For a foreign buyer looking at Andalucia in 2026, the single figure that most often gets miscalculated is the purchase tax. It is not one rate. The amount owed depends on whether the property is a resale or a new build, and the two paths follow entirely separate parts of the Spanish tax code. Getting the distinction right at the offer stage, rather than at completion, is what keeps a budget honest.
Resale property and the transfer tax
A resale home, meaning any property that has been sold at least once before, attracts Impuesto sobre Transmisiones Patrimoniales, the property transfer tax known as ITP. Andalucia holds its general ITP rate at a flat 7 per cent for 2026, applied to the declared purchase price. On a resale apartment at 850,000 euros, that is 59,500 euros in transfer tax alone, payable within thirty days of signing the title deed at the notary.
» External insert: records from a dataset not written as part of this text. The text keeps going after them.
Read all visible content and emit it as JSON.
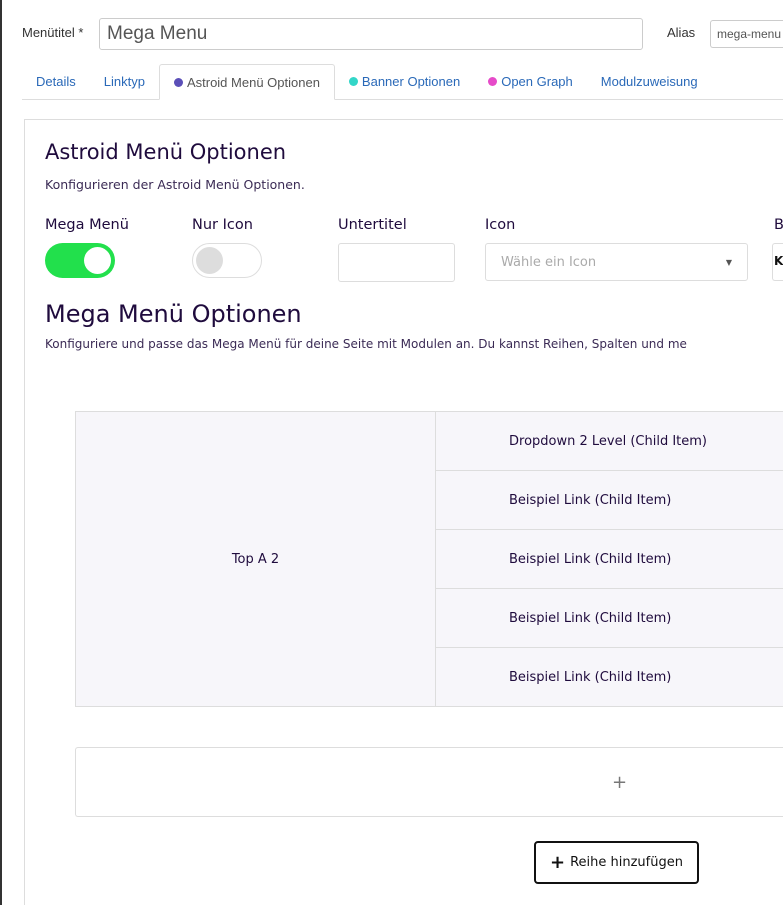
{
  "header": {
    "title_label": "Menütitel *",
    "title_value": "Mega Menu",
    "alias_label": "Alias",
    "alias_value": "mega-menu"
  },
  "tabs": [
    {
      "label": "Details"
    },
    {
      "label": "Linktyp"
    },
    {
      "label": "Astroid Menü Optionen",
      "dot": "#5b4fb8"
    },
    {
      "label": "Banner Optionen",
      "dot": "#33d6c8"
    },
    {
      "label": "Open Graph",
      "dot": "#e64bc9"
    },
    {
      "label": "Modulzuweisung"
    }
  ],
  "astroid": {
    "title": "Astroid Menü Optionen",
    "subtitle": "Konfigurieren der Astroid Menü Optionen.",
    "mega_label": "Mega Menü",
    "mega_on": true,
    "icononly_label": "Nur Icon",
    "icononly_on": false,
    "untertitel_label": "Untertitel",
    "untertitel_value": "",
    "icon_label": "Icon",
    "icon_placeholder": "Wähle ein Icon",
    "cut_label": "B",
    "cut_value": "K"
  },
  "mega": {
    "title": "Mega Menü Optionen",
    "subtitle": "Konfiguriere und passe das Mega Menü für deine Seite mit Modulen an. Du kannst Reihen, Spalten und me",
    "parent": "Top A 2",
    "children": [
      "Dropdown 2 Level (Child Item)",
      "Beispiel Link (Child Item)",
      "Beispiel Link (Child Item)",
      "Beispiel Link (Child Item)",
      "Beispiel Link (Child Item)"
    ],
    "add_symbol": "+",
    "add_row_label": "Reihe hinzufügen"
  },
  "colors": {
    "toggle_on": "#22e04c",
    "heading": "#1f0b3d",
    "link": "#2a69b8"
  }
}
The flat structure matters. Some Spanish regions still operate sliding scales that push the marginal rate higher on more expensive homes. Andalucia does not, which is one reason the western Costa del Sol has stayed competitive against comparable coastal markets. A buyer comparing a resale in the Marbella area against one elsewhere in Spain should confirm the applicable regional rate rather than assume a national figure.
New build property and VAT
A new build bought directly from a developer follows a different route. There is no ITP. Instead the buyer pays IVA, Spanish VAT, at 10 per cent on residential property, plus Actos Juridicos Documentados, the stamp duty on the deed, which Andalucia currently sets at 1.2 per cent. Combined, that is 11.2 per cent on a new build against 7 per cent on an equivalent resale.
The gap is real money at the price points common in this market. On a 1.2 million euro purchase, the new build tax load is roughly 134,400 euros, compared with 84,000 euros on a resale at the same price. That does not make one option better than the other, because a new build and a resale are rarely like for like on specification, warranty or location. It does mean the tax line has to be modelled separately for each shortlisted property rather than carried across as a single assumption. Anyone weighing both routes while browsing marbella property for sale will want the tax comparison drawn up before, not after, an offer is agreed.
The costs that sit alongside the headline tax
Purchase tax is the largest single line, but it is not the whole picture. Buyers should also budget for:
- Notary fees, set on a regulated scale and typically a few thousand euros on a mid to high value purchase.
- Land Registry fees, again regulated and modest relative to the tax.
- Legal fees, commonly around 1 per cent plus IVA for independent conveyancing, which is standard practice and strongly advisable for a non resident.
Taken together, transaction costs on a resale in Andalucia usually land between 9 and 11 per cent of the purchase price, and on a new build between 12 and 14 per cent. A buyer who models the full figure early avoids the common error of stretching to a headline price and then finding the completion funds short by six figures.
What this means for a 2026 purchase
The practical takeaway is simple. Decide whether you are buying new or resale before you fix your top line, because the tax structure changes the true cost by four to five percentage points. Confirm the current Andalucia rates with your lawyer at the point of purchase, since regional rates are set locally and can be revised. And treat the tax as part of the acquisition price, not an afterthought settled at the notary. In a market where individual homes run well into seven figures, that discipline is the difference between a clean completion and an uncomfortable one.